3.3 Safe Harbour. Subsection 1.3(1) of the Instrument provides, in part, that a person or company is an affiliated entity of another entity if the person or company controls the other entity. Subsection 1.3(4), however, provides that an individual will not be considered to control an issuer if the individual:

(a) owns, directly or indirectly, ten per cent or less of any class of voting equity securities of the issuer; and

(b) is not an executive officer of the issuer.

Subsection 1.3(4) is intended only to identify those individuals who are not considered to control an issuer. The provision is not intended to suggest that an individual who owns more than ten percent of an issuer's voting equity securities automatically controls an issuer. Instead, an individual who owns more than ten percent of an issuer's voting equity securities should examine all relevant facts and circumstances to determine if he or she controls the issuer and is therefore an affiliated entity within the meaning of subsection 1.3(1).

3.4 Remuneration of Chair of Board, Etc. Subsection 1.4(6) of the Instrument provides that, for the purpose of the prescribed relationship described in clause 1.4(3)(f), direct compensation does not include remuneration for acting as a member of the board of directors or of any board committee of the issuer. In our view, remuneration for acting as a member of the board also includes remuneration for acting as the chair of the board or of any committee of the board."

1.3. Disclosure of Relevant Education and Experience. Paragraph 4.2 of 52-110CP is deleted and replaced by the following:

"4.2 Disclosure of Relevant Education and Experience.

(1) Item 3 of Forms 52-110F1 and 52-110F2 require an issuer to disclose any education or experience of an audit committee member that would provide the member with, among other things, an understanding of the accounting principles used by the issuer to prepare its financial statements. The level of understanding that is requisite is influenced by the complexity of the business being carried on. For example, if the issuer is a complex financial institution, a greater degree of education and experience is necessary than would be the case for an audit committee member of an issuer with a more simple business.

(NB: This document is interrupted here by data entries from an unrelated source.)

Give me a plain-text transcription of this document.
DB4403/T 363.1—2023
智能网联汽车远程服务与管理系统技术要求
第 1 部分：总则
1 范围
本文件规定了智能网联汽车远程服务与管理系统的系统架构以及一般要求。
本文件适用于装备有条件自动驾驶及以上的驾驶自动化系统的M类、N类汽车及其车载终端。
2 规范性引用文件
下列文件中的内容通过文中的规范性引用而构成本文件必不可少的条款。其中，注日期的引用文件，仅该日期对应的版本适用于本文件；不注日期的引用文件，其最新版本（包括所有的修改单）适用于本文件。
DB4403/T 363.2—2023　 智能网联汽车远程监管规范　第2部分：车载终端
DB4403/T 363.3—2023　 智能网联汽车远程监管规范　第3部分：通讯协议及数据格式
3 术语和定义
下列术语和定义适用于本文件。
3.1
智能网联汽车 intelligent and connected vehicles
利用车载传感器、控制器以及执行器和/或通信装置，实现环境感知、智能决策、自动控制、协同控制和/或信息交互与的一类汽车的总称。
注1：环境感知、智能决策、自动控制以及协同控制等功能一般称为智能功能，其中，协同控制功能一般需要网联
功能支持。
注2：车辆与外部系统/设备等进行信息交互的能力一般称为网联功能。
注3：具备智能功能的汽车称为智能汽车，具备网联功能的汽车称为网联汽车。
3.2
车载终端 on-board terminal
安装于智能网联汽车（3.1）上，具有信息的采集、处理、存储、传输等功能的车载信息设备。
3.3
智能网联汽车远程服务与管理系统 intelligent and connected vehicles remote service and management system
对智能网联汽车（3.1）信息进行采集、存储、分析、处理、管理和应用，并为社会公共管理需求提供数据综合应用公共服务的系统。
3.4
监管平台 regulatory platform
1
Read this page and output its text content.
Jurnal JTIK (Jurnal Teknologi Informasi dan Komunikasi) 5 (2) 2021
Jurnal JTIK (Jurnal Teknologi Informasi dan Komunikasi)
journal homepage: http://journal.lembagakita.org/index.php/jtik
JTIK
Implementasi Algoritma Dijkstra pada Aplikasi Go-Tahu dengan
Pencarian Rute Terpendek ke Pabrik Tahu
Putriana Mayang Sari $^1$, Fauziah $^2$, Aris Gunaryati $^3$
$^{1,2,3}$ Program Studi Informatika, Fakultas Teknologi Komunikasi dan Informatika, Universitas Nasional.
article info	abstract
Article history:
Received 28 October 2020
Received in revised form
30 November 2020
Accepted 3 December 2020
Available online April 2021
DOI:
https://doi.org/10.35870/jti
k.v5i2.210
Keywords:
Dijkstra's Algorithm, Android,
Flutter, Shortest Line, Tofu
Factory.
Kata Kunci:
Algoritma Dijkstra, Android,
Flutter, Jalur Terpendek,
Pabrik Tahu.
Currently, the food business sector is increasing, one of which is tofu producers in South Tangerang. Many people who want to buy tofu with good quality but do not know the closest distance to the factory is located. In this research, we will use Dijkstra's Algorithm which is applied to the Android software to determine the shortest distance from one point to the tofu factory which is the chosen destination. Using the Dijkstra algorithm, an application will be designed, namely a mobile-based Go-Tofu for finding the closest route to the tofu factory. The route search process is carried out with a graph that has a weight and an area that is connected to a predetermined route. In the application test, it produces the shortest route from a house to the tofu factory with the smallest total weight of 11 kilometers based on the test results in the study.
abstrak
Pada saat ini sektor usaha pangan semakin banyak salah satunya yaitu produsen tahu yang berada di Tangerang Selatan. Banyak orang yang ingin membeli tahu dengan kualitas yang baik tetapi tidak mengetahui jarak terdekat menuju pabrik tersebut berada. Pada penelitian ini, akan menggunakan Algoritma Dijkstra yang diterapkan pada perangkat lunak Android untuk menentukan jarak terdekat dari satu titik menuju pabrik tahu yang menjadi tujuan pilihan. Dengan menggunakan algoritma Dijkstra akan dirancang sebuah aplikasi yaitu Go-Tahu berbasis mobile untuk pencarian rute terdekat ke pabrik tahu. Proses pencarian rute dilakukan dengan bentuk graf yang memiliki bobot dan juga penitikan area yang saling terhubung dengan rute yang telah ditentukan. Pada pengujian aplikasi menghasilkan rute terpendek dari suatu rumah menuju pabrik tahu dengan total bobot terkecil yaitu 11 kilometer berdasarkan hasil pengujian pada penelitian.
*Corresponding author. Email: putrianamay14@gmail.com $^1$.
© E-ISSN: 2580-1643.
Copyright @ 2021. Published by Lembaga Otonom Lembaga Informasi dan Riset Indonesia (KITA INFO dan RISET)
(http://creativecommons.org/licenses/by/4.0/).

(2) Item 3 of Forms 52-110F1 and 52-110F2 also require an issuer to disclose any experience that the member has, among other things, actively supervising persons engaged in preparing, auditing, analyzing or evaluating certain types of financial statements. The phrase active supervision means more than the mere existence of a traditional hierarchical reporting relationship between supervisor and those being supervised. An individual engaged in active supervision participates in, and contributes to, the process of addressing (albeit at a supervisory level) the same general types of issues regarding preparation, auditing, analysis or evaluation of financial statements as those addressed by the individual or individuals being supervised. The supervisor should also have experience that has contributed to the general expertise necessary to prepare, audit, analyze or evaluate financial statements that is at least comparable to the general expertise of those being supervised. An executive officer should not be presumed to qualify. An executive officer with considerable operations involvement, but little financial or accounting involvement, likely would not be exercising the necessary active supervision. Active participation in, and contribution to, the process, albeit at a supervisory level, of addressing financial and accounting issues that demonstrate a general expertise in the area would be necessary."